Introduction

The governance of artificial intelligence (AI) is fragmenting into multiple overlapping institutions, national laws, corporate self-governance frameworks, and international initiatives. Rather than a single unified regulatory structure, AI oversight increasingly resembles what international relations scholars describe as a regime complex (Raustiala & Victor, 2004). This paper examines how the current global AI governance landscape reflects growing institutional fragmentation, creating regulatory gaps and governance asymmetries.


The Fragmented Governance Architecture

AI governance today unfolds across multiple domains:

National Regulations

The European Union’s AI Act, passed in 2024, establishes the most comprehensive binding legislation to date. It uses a risk-based approach to regulate AI systems, classifying them into prohibited, high-risk, and general-purpose categories (European Union, 2024). In the United States, President Biden’s Executive Order 14110 (2023) outlines a series of voluntary commitments, reporting requirements, and safety protocols, but comprehensive federal legislation remains pending. China has issued regulatory measures focused on generative AI, data security, and content control, reflecting its state-centric governance model (China Cyberspace Administration, 2023).

International Organizations

The Organisation for Economic Co-operation and Development (OECD)’s 2019 AI Principles were adopted by over 40 countries and emphasize trustworthy, human-centered AI development (OECD, 2019). The United Nations Educational, Scientific and Cultural Organization (UNESCO) adopted the Recommendation on the Ethics of Artificial Intelligence in 2021, which provides high-level ethical guidelines but no enforcement mechanism (UNESCO, 2021).

Technical Standard-Setting Bodies

Organizations such as the Institute of Electrical and Electronics Engineers (IEEE), International Organization for Standardization (ISO), and International Electrotechnical Commission (IEC) have developed technical standards addressing transparency, safety, and interoperability in AI systems. However, these standards are often heavily influenced by dominant industrial actors and vary in adoption across jurisdictions (ISO/IEC JTC 1/SC 42, 2023; IEEE, 2020).

Industry Self-Governance

Major AI labs such as OpenAI, Anthropic, Google DeepMind, and Microsoft have developed voluntary safety frameworks and alignment protocols. These include measures like red teaming, responsible scaling policies, and model evaluations, but remain self-enforced and lack independent oversight (Anthropic, 2023; OpenAI, 2023).

Civil Society and Academic Input

Nonprofit organizations, independent researchers, and academic centers such as the Center for AI Safety, the Partnership on AI, and the Future of Life Institute contribute critical expertise but often face limited access to model internals and corporate safety evaluations.


Regime Complexity and Institutional Gaps

The growing complexity of AI governance creates both flexibility and danger. While multiple regimes allow for experimentation, they also introduce:

  • Regulatory gaps: Certain high-risk capabilities may fall outside the jurisdiction of existing national laws.

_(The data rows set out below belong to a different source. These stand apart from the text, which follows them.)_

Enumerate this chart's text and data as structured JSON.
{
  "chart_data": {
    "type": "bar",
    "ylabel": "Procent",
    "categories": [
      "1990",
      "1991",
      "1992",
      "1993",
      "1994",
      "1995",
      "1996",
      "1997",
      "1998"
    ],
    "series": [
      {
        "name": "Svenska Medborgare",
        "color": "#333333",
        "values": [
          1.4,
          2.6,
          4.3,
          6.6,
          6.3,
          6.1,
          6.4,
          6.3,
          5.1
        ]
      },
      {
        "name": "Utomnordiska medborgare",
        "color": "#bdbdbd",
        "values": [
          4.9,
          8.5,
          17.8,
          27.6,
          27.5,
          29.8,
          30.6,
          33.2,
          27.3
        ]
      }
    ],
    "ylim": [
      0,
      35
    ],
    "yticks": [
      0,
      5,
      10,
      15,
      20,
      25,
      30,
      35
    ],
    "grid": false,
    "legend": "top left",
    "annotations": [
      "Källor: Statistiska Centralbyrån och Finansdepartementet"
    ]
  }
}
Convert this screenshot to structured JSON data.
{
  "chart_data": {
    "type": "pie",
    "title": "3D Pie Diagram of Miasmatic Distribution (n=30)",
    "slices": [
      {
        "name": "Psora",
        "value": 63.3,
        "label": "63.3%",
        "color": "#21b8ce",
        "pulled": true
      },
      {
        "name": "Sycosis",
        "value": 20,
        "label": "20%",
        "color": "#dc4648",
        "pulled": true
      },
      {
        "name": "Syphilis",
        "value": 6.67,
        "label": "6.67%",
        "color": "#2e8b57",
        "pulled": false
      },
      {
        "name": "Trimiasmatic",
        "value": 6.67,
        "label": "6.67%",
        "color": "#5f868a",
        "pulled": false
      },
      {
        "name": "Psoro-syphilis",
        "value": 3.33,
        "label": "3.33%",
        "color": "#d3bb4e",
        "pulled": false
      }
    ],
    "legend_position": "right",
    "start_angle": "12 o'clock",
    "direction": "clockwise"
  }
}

  • Norm collisions: Diverging definitions of safety, alignment, and fairness complicate interoperability across borders.

  • Governance asymmetry: Private actors retain significant control over safety data, risk evaluation, and disclosure, creating accountability deficits.

As Raustiala and Victor (2004) argue, such regime complexes generate coordination challenges, particularly when no central authority exists to resolve conflicts across overlapping institutions.


Conclusion

AI governance is rapidly evolving into a fragmented, multipolar system of overlapping regimes. While this structure allows for normative diversity, it also risks embedding asymmetries that favor well-resourced states and private actors. The future stability of AI governance will depend on whether enforceable international institutions emerge that can balance innovation with accountability.


References

Anthropic. (2023). Responsible scaling policy. Retrieved from https://www.anthropic.com/policies/responsible-scaling

China Cyberspace Administration. (2023). Interim measures for the management of generative artificial intelligence services. Beijing: CAC.

European Union. (2024). Regulation (EU) 2024/… on artificial intelligence (AI Act). Brussels: European Commission.

IEEE. (2020). IEEE 7000™-2021: Model process for addressing ethical concerns during system design. Piscataway, NJ: Institute of Electrical and Electronics Engineers.

ISO/IEC JTC 1/SC 42. (2023). Artificial intelligence standards portfolio. Geneva: International Organization for Standardization.

OECD. (2019). OECD principles on artificial intelligence. Paris: OECD Publishing.

OpenAI. (2023). Preparedness framework. Retrieved from https://openai.com/preparedness

Raustiala, K., & Victor, D. G. (2004). The regime complex for plant genetic resources. International Organization, 58(2), 277–309.

UNESCO. (2021). Recommendation on the ethics of artificial intelligence. Paris: United Nations Educational, Scientific and Cultural Organization.